Au Congrès de la CGT, tenu à Lille en 1982, la ville du premier ministre Mauroy, c'est l'annonce d'un plan de rigueur sur les salaires. Le congrès manifeste son mécontentement. D'autres remous naissent, ceux de la déception.
Pourtant, dans les entreprises, les ouvriers y croient encore, je suis dirigeant de la FTM CGT, nous n'arrêtons pas de recevoir des demandes d'audiences afin d'être reçu par tel ou tel ministre.
Au début ce sont les ministres qui reçoivent puis petit à petit ce sont des collaborateurs qui informeront le ministre. Le pli est pris et on voit réapparaitre les casqués devant les ministères.
Dans la sidérurgie où Mitterrand était aller faire de grand discours pour dire qu'il sauverait les installations de Longwy et de Denain, dés 1983, le doute n'est plus permis: Mitterrand assassine Longwy et ce qui reste de Denain le deux grands symboles de la lutte pour l'industrie.
En 1984, les ministres communistes n'existent plus. Leur mission s'achève. Le parti communiste quitte un gouvernement qui n'a plus que le social-libéralisme comme orientation et Mitterrand gère les derniers remous du "cargo programme commun" d'inspiration communiste; il peut dorénavant naviguer dans les eaux troubles du libéralisme à tout crin.
Il le fera tantôt avec la droite qui revient au pouvoir en 1986 et ensuite en 1988 avec Rocard qui nous invente la CSG et il continuera dans ce sens libéral jusqu'à son départ en 1995 avec un coup de poignard dans le dos de la classe ouvrière: Maastricht, qui redéfinit les règles établies à Rome en 1956 pour adopter celle d'une Europe prenant le cap de l'Europe libérale.
Le même scénario redevient comme une sorte de fantôme en 1998 avec Jospin et une gauche plurielle qui ira jusqu'à dire : «L'Etat ne peut pas tout» lors de licenciements boursiers de Lû.
Morale de ces histoires: vont-ils encore une fois blouser le peuple ?
Déjà se profile à l'horizon de 2012 les mêmes traine-savates du double jeu que leur a inculqué le maître-nageur Mitterrand; d'ailleurs ils ne se cachent pas pour dire qu'il fut leur mentor à tous: de Strauss-Kahn, Chevènement, Royal, Aubry et même notre cher Mélenchon, candidature propulsée par Marie George Buffet et Pierre Laurent.

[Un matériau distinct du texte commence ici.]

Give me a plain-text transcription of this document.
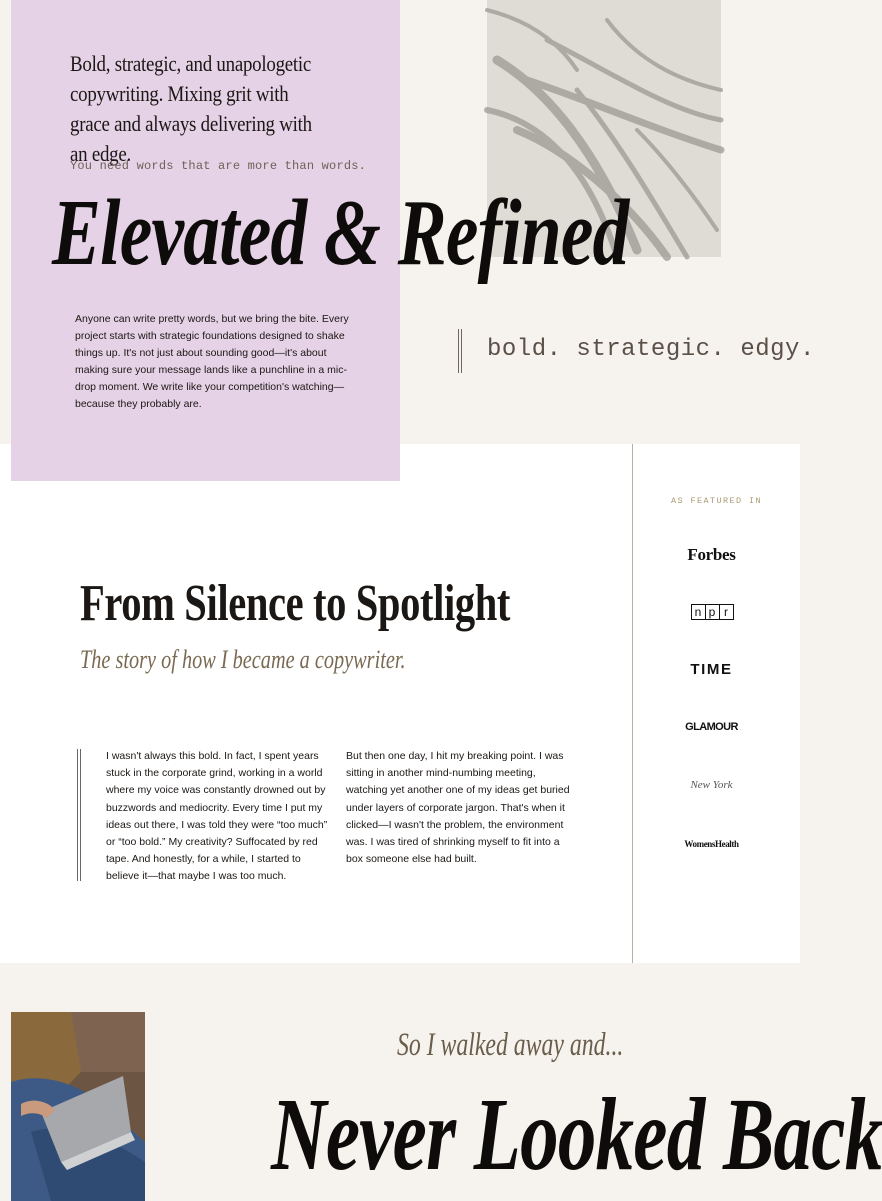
Bold, strategic, and unapologetic copywriting. Mixing grit with grace and always delivering with an edge.

You need words that are more than words.

Elevated & Refined

Anyone can write pretty words, but we bring the bite. Every project starts with strategic foundations designed to shake things up. It's not just about sounding good—it's about making sure your message lands like a punchline in a mic-drop moment. We write like your competition's watching—because they probably are.

bold. strategic. edgy.

AS FEATURED IN

Forbes
n p r
TIME
GLAMOUR
New York
WomensHealth
From Silence to Spotlight

The story of how I became a copywriter.

I wasn't always this bold. In fact, I spent years stuck in the corporate grind, working in a world where my voice was constantly drowned out by buzzwords and mediocrity. Every time I put my ideas out there, I was told they were “too much” or “too bold.” My creativity? Suffocated by red tape. And honestly, for a while, I started to believe it—that maybe I was too much.

But then one day, I hit my breaking point. I was sitting in another mind-numbing meeting, watching yet another one of my ideas get buried under layers of corporate jargon. That's when it clicked—I wasn't the problem, the environment was. I was tired of shrinking myself to fit into a box someone else had built.

So I walked away and...

Never Looked Back
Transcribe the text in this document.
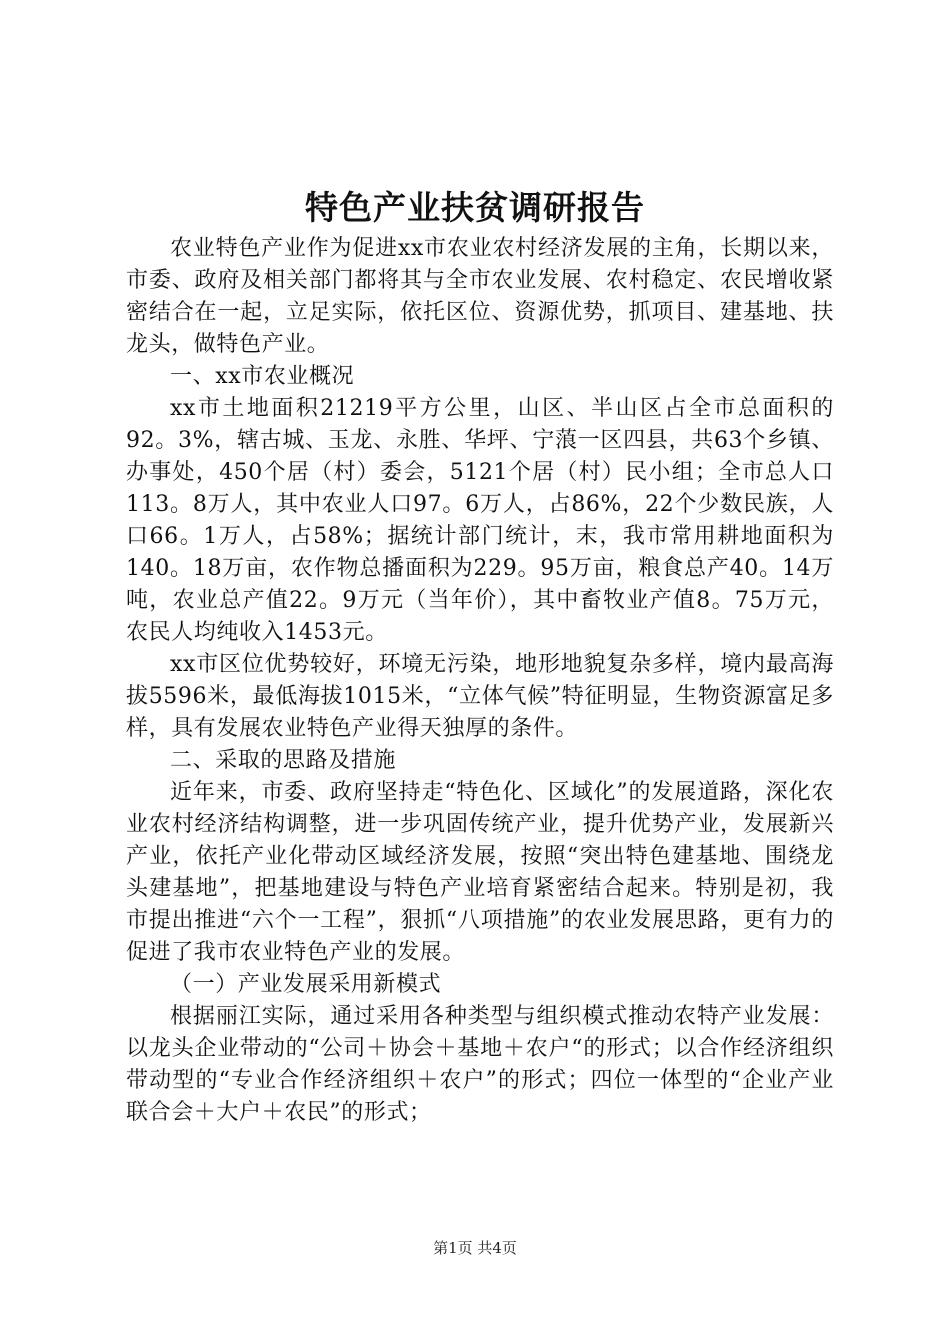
特色产业扶贫调研报告

农业特色产业作为促进xx市农业农村经济发展的主角，长期以来，市委、政府及相关部门都将其与全市农业发展、农村稳定、农民增收紧密结合在一起，立足实际，依托区位、资源优势，抓项目、建基地、扶龙头，做特色产业。

一、xx市农业概况

xx市土地面积21219平方公里，山区、半山区占全市总面积的92。3%，辖古城、玉龙、永胜、华坪、宁蒗一区四县，共63个乡镇、办事处，450个居（村）委会，5121个居（村）民小组；全市总人口113。8万人，其中农业人口97。6万人，占86%，22个少数民族，人口66。1万人，占58%；据统计部门统计，末，我市常用耕地面积为140。18万亩，农作物总播面积为229。95万亩，粮食总产40。14万吨，农业总产值22。9万元（当年价），其中畜牧业产值8。75万元，农民人均纯收入1453元。

xx市区位优势较好，环境无污染，地形地貌复杂多样，境内最高海拔5596米，最低海拔1015米，“立体气候”特征明显，生物资源富足多样，具有发展农业特色产业得天独厚的条件。

二、采取的思路及措施

近年来，市委、政府坚持走“特色化、区域化”的发展道路，深化农业农村经济结构调整，进一步巩固传统产业，提升优势产业，发展新兴产业，依托产业化带动区域经济发展，按照“突出特色建基地、围绕龙头建基地”，把基地建设与特色产业培育紧密结合起来。特别是初，我市提出推进“六个一工程”，狠抓“八项措施”的农业发展思路，更有力的促进了我市农业特色产业的发展。

（一）产业发展采用新模式

根据丽江实际，通过采用各种类型与组织模式推动农特产业发展：以龙头企业带动的“公司＋协会＋基地＋农户“的形式；以合作经济组织带动型的“专业合作经济组织＋农户”的形式；四位一体型的“企业产业联合会＋大户＋农民”的形式；

第1页 共4页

Mais avec un aspect essentiel, le contexte aujourd'hui n'est plus le même, le parti socialiste sait que si la mer reste calme jusqu'en 2012, si la tempête ne se déchaine pas avant, le navire libéral mis en place dans les années Mitterrand, occupé tour à tour par des équipes cohabitantes de droite ou de gauche, pourra avec un pilote social-libéral éviter les remous populaires, les récifs communistes et quelques petites embarcations faisant du cabotage le long des côtes présidentielles.
Alors il ne tient qu'à nous, les travailleurs, pour d'une part ne pas se faire à nouveau "avoir" et surtout de faire comme le chien dans un jeu de quille: construire un vaste mouvement de lutte pour jeter bas les politiques libérales en cours et celles auxquelles nous destinent les chantres socialistes qui paradent du matin jusqu'au soir dans les étranges lucarnes télévisuelles.
C'est tout le bien que l'on peut se souhaiter en ce mois de mai où éclos toujours les révoltes.
Des peuples actuellement agissent: faisons en autant.